Friday, March 30, 2012


The thrill of uncommon objects is best revealed in the intimacy of interaction- just as looking at pictures of a Dior gown is mundane compared to the experience of wearing one, so too Jesus Soto’s kinetic and Op Art requires interaction between the art and the viewer to impart their full achievement and meaning. New York University’s Grey Art Gallery is currently showing a collection of Soto’s work spanning the 20 years following his 1950 move to Paris from his native Venezuela. The spacious gallery gave curator Estrillita B. Brodsky room to arrange Soto’s work in five chronological sections: geometric abstraction (1949-1951), serial composition (1952-1954), overlays (1954-1956), immaterial (1957-1960) and language/perception (1960-1968). Beginning with a 1949 cubist inspired landscape, Sin titulo (Paisaje), we quickly follow Soto’s development as he sheds figurative art in favor of fully abstracted forms. Thereafter Soto experiments with repetition and variation of minimalized shapes- as in Mur blanc (1953), which is both a single work and twenty-four independent paintings- to achieve dynamism. Overall Brodsky successfully carved a path through Soto’s lesser known early works leading up to his post-1954 overlays that explore the moire effect, audience participation, stability and perception.  By mounting the foreground on plexiglas several inches above the background, overlays look different depending where the viewer stands. The pieces on the lower level use a culmination of Soto’s different techniques up to the mid 1960’s. For example, Sin titulo (Vibracion metalica) (1961) is black tangled wire, which Soto began using in his earlier assemblages of found objects, mounted on  a Klein blue background with a black square and cream colored rectangle with striated black vertical lines that echo the repetitious patterns and color from earlier work .

Despite the range of Soto’s work displayed, there are two significant omissions in this show that relate to an oversimplified approach to Soto’s oeuvre. First, the pieces after 1956  are collectively limited to black, white, cream, blues and red colors; giving the false impression that Soto severely restricted his pallet after Sans titre (Structure cinetique a elements geometriques) (1955-1956). Secondly, a much more significant omission is the regrettable lack of Soto’s chef d'oeuvre Penetrables sculptures. This show does create a foundational understanding of Soto’s work from the lesser known breadth of his earlier career. Yet, without the experience of walking through the thin, dangling, plastic tubes of one of Soto’s interactive Penetrables, it is ultimately all build up and no denouement.  


  1. I think your take on the Soto show is spot on and I agree that the lack of some of his more well-known works was disappointing. Your breakdown of the curator's methodology and your summary of his development is informative and insightful. The piece is very well written: clear and concise, though I felt the introduction was unnecessary; I think everyone would agree that all art is more powerful in person than through reproductions. Your points about the pyramids etc. promotes visiting galleries in general, and is less specific to the show at hand. I understand the point you make: that his work is interactive, but you don't explain how. Maybe you could describe one of the pieces that require participation in detail (you mention that Metal Vibration is a culmination of Soto's work, but do not give any specifics as to what it might be like to experience it.) I also suggest briefly defining "penetrables" since readers unfamiliar with his career might not know what this refers to. Overall, very well done.

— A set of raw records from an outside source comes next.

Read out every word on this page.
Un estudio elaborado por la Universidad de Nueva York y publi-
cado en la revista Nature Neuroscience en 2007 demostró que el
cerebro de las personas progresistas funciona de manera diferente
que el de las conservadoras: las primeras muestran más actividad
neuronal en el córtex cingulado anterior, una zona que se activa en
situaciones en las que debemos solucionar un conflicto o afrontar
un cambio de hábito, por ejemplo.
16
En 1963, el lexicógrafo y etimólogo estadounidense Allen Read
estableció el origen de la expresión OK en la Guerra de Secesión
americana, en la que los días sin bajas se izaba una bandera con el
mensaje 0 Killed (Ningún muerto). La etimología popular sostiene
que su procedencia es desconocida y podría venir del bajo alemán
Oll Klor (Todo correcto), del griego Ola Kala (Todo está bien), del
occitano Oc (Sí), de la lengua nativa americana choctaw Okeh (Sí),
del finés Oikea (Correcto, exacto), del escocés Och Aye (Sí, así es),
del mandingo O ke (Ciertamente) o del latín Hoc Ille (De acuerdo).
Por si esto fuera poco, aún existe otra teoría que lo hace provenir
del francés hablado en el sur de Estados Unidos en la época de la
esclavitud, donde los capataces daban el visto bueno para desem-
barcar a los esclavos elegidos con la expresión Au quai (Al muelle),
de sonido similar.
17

  2. Overall, this discussion is thoughtful, informed, and cohesive. I think you do nicely here. My criticisms, because of this, will be somewhat picky.

    I agree with Loney’s comment to a certain extent. Though I like the tone of the introduction, and felt immediately engaged by it, its message does somewhat go without saying. That said, your main point of the importance of participation is nice, and ties directly with Agnes Berecz’s talk “There really is no substitute for participation” at the corresponding “Mediatic Networks in Postwar Paris” symposium. Maybe this mention is outside the scope of your review, but grounding Soto’s work in this historical context, even in the space of a sentence or two, could be valuable.

    I also think that your conclusion drops off a bit, especially considering your review’s strong opening and body. Maybe there’s a way to more thoroughly flesh out your thoughts—as Loney says, just referring to penetrables might be off-putting for readers who aren’t familiar with the artist’s work.

  3. I think that this is a wonderful review. I am interested in the participation aspect of Soto's work, and in the concept of opticality being political in some ways (anti-bourgeois). I think that in the beginning of your review you talked a lot about the experience of seeing works in person. I agree that this is really important and I think particularly important when looking at this avant-garde stuff. I would be interested to hear more about the curation and the experience of seeing, what it does in person...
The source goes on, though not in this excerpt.